I need some help understanding memory limits in `D...
# prefect-community
c
I need some help understanding memory limits in
DaskExecutor
! If I run the code below without the
DaskExecutor
, it gets to 40/50GB before being Killed because of OOM. However, if I run it as-is (i.e., on
DaskExecutor
), it fails at 10GB, tries three times, and then gives a
distributed.scheduler.KilledWorker
. Does Prefect do anything to the Dask worker memory limits? I'm facing this issue running with KubernetesRun and a DaskExecutor with a KubeCluster backend, where the worker spec has 50GB of memory for both k8s and the dask worker limit. It still fails around the 10GB mark. (In practise this is while loading PyTorch models and predicting.)
Copy code
import numpy as np
import prefect
from prefect.executors import DaskExecutor
from prefect import Flow, task

@task
def test_memory_limits():
    logger = prefect.context.get("logger")

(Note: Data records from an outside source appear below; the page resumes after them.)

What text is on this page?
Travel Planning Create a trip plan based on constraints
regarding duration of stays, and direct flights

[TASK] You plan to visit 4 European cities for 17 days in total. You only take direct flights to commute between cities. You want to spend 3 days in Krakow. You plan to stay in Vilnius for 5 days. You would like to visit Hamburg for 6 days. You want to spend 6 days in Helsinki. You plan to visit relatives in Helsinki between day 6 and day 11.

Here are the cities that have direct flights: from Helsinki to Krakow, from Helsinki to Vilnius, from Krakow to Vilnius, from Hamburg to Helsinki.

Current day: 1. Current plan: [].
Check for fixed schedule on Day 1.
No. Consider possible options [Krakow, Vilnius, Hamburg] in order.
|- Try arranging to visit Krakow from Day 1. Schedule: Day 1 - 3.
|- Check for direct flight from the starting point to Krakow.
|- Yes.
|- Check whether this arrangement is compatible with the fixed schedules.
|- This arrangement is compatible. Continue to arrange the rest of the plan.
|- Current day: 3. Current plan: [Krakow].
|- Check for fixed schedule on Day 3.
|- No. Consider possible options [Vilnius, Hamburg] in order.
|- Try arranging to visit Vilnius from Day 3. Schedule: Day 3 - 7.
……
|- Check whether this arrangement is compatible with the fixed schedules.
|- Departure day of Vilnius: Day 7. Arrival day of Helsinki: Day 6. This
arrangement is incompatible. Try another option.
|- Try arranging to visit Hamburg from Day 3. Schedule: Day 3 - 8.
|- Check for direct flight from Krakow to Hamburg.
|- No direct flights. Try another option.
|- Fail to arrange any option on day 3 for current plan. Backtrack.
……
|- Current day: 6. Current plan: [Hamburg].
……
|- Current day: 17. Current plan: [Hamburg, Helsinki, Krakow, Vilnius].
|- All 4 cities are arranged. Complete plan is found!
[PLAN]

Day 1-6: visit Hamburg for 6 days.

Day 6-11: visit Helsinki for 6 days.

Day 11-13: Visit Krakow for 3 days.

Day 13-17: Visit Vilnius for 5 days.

    for size in [1, 2, 5, 10, 20, 30, 40, 50]:
        logger.warning(f"Creating array with {size=} GB")
        a = np.ones((size * 1000, 1000, 1000), dtype=np.uint8)
        logger.warning(f"Created with size {a.nbytes/1e9=} GB")
        del a
        logger.warning("Deleted")


with Flow(
    "test-memory",
    executor=DaskExecutor(),
) as flow:
    _ = test_memory_limits()
k
I don’t think we do anything on the Dask worker memory limits.
This is hard to answer here but there is also ongoing research into the Dask performance for Prefect 2.0 so I suggest you post this as an issue to Github so the devs will see it
c
Okay thanks @Kevin Kho will do. (Once I've done a bit more scratching to see if I can replicate without Prefect.)
k
Thank you!